The power of lettres

Posted by Steve on Apr 08th 2014 in: Beer & Cider, Semiotics 101: how packaging attracts by association

Several Cider Brands on a Supermarket Shelf

Logos are not words, they are symbols. The combination of the word and its meaning, exactly how it is written, and how you choose to frame it, is usually the most powerful signal a brand can send. But why stop there? Too many packs consist of a tired formula: Logo, descriptor and product shot in the ‘right’ hierarchy and layout, robbing them of the chance to tell a powerful brand story with the entire pack.

That’s why packaging and branding should never be separated. The pack is simply the most rich and concentrated form of the brand, because we’re asking people to buy our promise, right here right now.

The power of this strategy is evident in this snapshot of the UK’s dynamic cider market: Magners re-booted this category with a new serving ritual and lots of Irish charm several years ago (not much sign of that here).

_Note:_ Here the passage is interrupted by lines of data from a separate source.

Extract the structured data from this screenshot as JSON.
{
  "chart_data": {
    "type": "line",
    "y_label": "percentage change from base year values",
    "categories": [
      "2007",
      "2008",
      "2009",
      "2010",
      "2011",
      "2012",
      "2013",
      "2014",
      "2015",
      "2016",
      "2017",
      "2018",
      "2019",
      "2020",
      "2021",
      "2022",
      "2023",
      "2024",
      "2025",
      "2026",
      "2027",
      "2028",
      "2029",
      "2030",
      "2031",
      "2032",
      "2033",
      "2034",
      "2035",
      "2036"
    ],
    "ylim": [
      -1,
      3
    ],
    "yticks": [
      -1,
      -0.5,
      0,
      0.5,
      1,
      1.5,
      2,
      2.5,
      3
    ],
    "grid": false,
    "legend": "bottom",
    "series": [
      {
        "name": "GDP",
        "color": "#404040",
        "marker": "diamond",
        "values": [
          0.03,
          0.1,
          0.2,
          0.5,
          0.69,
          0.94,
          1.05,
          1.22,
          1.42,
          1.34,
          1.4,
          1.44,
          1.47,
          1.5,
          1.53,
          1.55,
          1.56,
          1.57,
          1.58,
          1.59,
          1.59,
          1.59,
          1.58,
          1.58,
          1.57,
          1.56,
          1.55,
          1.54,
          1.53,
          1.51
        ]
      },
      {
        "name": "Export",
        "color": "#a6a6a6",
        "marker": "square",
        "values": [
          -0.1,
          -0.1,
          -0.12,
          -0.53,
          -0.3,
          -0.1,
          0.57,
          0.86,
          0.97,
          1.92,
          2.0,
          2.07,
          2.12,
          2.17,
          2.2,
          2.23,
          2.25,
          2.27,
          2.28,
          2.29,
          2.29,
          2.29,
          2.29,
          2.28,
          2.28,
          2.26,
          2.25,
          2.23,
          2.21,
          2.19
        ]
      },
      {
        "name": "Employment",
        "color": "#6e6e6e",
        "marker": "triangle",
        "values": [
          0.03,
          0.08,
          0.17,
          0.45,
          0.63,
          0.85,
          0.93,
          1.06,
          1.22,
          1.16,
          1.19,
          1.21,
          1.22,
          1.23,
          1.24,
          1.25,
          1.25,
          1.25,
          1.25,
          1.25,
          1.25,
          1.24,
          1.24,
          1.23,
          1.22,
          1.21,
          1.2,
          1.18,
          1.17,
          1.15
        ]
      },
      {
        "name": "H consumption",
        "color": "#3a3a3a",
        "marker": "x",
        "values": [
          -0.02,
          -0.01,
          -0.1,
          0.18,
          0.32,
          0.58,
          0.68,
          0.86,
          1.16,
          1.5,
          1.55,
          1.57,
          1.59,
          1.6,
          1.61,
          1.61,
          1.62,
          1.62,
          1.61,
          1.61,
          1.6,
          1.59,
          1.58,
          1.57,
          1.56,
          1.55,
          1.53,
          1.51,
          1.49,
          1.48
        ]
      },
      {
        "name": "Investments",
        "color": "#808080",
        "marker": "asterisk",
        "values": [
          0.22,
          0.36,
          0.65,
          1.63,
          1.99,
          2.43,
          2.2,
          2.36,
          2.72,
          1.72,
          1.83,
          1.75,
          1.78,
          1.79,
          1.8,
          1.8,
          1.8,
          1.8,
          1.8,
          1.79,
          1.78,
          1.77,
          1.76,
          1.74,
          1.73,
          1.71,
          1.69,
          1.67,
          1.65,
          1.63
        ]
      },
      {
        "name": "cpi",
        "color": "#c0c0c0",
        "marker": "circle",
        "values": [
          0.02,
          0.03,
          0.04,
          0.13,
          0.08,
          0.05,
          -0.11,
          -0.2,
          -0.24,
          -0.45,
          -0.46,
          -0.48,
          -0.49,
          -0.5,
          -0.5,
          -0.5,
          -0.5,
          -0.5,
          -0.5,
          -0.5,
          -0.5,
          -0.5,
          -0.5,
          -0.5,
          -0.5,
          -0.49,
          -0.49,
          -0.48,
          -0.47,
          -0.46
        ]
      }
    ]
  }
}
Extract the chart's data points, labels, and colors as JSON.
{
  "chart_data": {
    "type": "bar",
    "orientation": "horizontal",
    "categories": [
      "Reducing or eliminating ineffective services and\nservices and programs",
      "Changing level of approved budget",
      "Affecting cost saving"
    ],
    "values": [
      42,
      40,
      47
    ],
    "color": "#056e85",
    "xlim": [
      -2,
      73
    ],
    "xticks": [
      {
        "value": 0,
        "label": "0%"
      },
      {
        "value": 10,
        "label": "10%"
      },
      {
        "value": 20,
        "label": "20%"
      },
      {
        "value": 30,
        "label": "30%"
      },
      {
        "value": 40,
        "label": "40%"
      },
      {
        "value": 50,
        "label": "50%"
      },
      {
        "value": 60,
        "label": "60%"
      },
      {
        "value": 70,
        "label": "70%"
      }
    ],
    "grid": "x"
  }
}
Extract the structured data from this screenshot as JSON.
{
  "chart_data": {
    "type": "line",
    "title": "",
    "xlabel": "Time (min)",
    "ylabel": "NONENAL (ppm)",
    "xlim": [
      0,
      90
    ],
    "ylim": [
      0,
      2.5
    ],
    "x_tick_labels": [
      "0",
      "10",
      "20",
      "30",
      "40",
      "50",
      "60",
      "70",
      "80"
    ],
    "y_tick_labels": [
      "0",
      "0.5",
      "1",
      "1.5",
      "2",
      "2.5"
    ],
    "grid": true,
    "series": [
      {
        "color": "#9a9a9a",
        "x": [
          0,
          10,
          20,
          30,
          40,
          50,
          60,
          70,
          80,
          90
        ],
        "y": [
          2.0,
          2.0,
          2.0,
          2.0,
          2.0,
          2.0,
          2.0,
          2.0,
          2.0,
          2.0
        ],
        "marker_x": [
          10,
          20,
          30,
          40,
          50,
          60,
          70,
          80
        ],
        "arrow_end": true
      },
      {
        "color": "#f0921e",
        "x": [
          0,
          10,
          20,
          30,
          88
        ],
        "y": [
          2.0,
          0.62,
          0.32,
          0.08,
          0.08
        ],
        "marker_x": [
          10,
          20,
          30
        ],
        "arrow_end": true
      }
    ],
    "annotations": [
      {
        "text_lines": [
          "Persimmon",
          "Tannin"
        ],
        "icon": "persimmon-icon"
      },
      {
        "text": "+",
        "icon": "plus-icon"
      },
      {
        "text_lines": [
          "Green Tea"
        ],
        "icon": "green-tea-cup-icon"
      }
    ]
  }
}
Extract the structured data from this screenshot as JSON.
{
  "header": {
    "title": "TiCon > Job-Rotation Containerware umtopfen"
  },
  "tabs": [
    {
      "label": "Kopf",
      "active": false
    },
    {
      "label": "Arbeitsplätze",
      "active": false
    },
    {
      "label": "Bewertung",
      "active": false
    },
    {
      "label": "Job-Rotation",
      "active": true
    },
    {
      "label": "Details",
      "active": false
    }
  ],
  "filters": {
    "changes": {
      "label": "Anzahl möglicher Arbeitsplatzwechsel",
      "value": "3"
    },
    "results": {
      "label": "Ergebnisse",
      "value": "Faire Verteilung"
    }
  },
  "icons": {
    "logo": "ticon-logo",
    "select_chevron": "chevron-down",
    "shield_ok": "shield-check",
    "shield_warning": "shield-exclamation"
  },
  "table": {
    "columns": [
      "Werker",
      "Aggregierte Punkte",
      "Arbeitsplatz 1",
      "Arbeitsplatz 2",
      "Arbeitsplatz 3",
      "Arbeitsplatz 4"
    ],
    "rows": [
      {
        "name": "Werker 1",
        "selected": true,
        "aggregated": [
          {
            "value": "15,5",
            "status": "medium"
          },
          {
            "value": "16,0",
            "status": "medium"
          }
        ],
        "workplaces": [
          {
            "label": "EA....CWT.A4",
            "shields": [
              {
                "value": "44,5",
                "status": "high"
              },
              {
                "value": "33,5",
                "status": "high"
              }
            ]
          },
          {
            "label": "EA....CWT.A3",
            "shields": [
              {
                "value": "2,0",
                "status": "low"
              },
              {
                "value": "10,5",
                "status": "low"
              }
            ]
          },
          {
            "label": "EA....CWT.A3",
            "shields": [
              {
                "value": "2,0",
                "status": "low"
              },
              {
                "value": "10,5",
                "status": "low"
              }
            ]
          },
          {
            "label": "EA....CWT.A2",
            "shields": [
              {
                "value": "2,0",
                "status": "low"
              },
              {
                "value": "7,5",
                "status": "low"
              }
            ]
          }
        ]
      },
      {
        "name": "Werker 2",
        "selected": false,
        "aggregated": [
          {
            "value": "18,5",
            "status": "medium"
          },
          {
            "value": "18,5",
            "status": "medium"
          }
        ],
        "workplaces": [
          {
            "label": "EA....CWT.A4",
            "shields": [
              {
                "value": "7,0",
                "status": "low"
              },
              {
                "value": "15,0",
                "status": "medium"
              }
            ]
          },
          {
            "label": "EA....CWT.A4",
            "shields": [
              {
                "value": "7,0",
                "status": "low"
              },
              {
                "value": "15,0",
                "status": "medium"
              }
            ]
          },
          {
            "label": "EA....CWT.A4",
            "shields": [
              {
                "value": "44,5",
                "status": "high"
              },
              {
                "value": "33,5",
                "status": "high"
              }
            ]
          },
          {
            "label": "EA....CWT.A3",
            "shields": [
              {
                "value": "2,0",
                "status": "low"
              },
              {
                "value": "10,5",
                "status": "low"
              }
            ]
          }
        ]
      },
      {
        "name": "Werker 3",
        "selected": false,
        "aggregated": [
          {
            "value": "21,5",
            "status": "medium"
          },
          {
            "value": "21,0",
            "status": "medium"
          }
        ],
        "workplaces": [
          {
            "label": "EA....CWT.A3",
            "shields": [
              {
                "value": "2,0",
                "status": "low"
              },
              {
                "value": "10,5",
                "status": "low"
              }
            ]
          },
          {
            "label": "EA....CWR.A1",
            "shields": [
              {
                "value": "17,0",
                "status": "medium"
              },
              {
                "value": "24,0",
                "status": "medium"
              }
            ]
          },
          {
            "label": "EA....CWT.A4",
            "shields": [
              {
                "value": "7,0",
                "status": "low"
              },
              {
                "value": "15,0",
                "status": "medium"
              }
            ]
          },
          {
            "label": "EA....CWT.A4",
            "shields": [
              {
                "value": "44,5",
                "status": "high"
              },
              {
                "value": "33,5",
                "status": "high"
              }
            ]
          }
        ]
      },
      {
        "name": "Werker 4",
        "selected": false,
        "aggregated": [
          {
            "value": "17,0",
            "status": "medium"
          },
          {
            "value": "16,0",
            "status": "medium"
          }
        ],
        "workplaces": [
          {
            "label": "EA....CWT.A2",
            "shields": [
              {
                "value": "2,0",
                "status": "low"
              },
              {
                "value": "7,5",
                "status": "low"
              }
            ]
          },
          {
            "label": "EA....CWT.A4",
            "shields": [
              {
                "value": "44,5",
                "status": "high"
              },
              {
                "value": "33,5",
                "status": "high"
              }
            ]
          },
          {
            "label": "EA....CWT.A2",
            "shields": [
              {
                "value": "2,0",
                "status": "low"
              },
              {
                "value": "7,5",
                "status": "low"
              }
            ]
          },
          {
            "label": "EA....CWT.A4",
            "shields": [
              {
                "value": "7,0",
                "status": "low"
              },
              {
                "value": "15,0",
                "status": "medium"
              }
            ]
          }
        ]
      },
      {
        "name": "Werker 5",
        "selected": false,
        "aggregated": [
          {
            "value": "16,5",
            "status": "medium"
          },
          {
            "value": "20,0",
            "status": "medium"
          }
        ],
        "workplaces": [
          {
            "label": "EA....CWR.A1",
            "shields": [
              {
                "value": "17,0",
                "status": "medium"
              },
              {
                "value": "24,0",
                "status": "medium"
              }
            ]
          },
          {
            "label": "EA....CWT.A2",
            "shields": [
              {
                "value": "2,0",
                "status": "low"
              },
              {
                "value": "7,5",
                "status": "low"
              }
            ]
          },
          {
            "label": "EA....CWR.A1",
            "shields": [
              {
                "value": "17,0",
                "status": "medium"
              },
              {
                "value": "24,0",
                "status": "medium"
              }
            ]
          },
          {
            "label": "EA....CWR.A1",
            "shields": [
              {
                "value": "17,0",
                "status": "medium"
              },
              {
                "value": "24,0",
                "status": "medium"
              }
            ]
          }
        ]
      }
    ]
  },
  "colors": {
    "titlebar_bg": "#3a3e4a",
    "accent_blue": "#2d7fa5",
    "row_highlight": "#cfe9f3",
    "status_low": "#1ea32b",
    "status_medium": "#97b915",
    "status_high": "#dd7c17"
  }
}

Bulmers copied it for England, and before long cider became ever cooler, with brands like Kopparberg adding some Nordic noir to the mix.

But Stella Artois surprised everyone with the power of swopping two letters and putting on a French accent. Despite being the new kid on the block, Stella uses its packaging to claim the authentic high ground, out-positioning its rivals so that they look like they’re ever so slightly made-up. A big brand showing it understands how to act like a challenger in a new category.